The title is irrelevant here - titles DO NOT MATTER. There is no standardization. Compensation is what will tell you if the role is leveled at a mutual fit
@RichardsonEva, I mean… titles matter a bit… especially when trying to interview for that next job.
@AmyWalker, Every hiring manager knows titles are inconsistent across companies. The work and outcomes described in the resume matter much more than inflated titles.
@RichardsonEva, I would have to respectfully disagree. For many companies hiring goes through HR or other such departments before ever getting to the actual hiring manager. In which case, titles do, in fact, matter.
Nah, she needs to stand her ground and say it to the VP Product Manager that she is well experienced enough for a senior role, especially with having her own start up.
Don’t be fooled, there are plenty on women who are PMs, my last team at a large company was mostly women, even women PM leadership.
Shitty Glassdoor reviews and she’s already experiencing them trying to pay her 50k less and she’s not even hired yet? Hard pass. There are plenty of PM roles open right now.

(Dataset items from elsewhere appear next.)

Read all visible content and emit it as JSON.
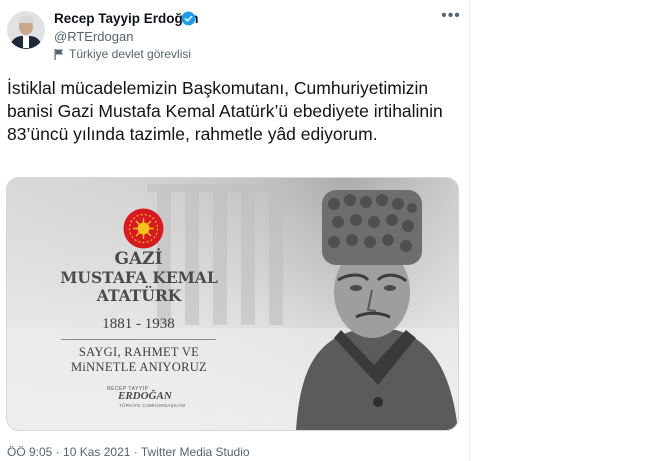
{
  "tweet": {
    "author_name": "Recep Tayyip Erdoğan",
    "handle": "@RTErdogan",
    "account_label": "Türkiye devlet görevlisi",
    "more_icon": "more-dots-icon",
    "text": "İstiklal mücadelemizin Başkomutanı, Cumhuriyetimizin banisi Gazi Mustafa Kemal Atatürk’ü ebediyete irtihalinin 83’üncü yılında tazimle, rahmetle yâd ediyorum.",
    "footer": "ÖÖ 9:05 · 10 Kas 2021 · Twitter Media Studio",
    "verified_color": "#1d9bf0"
  },
  "media": {
    "title_line1": "GAZİ",
    "title_line2": "MUSTAFA KEMAL",
    "title_line3": "ATATÜRK",
    "years": "1881 - 1938",
    "tribute_line1": "SAYGI, RAHMET VE",
    "tribute_line2": "MiNNETLE ANIYORUZ",
    "signature_small": "RECEP TAYYİP",
    "signature": "ERDOĞAN",
    "signature_title": "TÜRKİYE CUMHURBAŞKANI",
    "seal_color": "#d71a21",
    "seal_star_color": "#f4c21b"
  }
}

The job market isn’t THAT tough. If she feels she is qualified for the higher role and better salary, as she understand the requirements of the role, she should thank the company for their time and move on. There will definitely be some sunk cost fallacy emotions that she will need to work to overcome but the interview process is about finding a good mutual fit and if she has the means and ability to hold out for a better mutual fit, both she and her company will be happier in the long run.
Couldn’t you question if this place is potentially arbitrarily knocking her down due to that presumed culture though. There’s tons of Srs here that can back up that 7 years in direct PM is more than sufficient for the role.
But you are right, sometimes you have to swallow your pride and take what’s on the table. Definitely a tough decision.
@MariaWilson, Maybe for a google role you can swallow your pride and take it, but with 7 years experience and a start up under her belt, she shouldn’t sell herself short especially for some startup.
Sometimes women have a tendency to do this, me included, while I’ve watched countless men I know walk away when a company won’t negotiate the salary they want to only find someone who will pay it at the next interview they go on.
@DaveKim, I mean yeah I’m agreeing with you here, it sounds like a random dig at her in one way or another that I’d say pass on. I guess I just didn’t want to say definitively do something without knowing her situation, is she out of work?, is she having trouble getting interviews?, etc.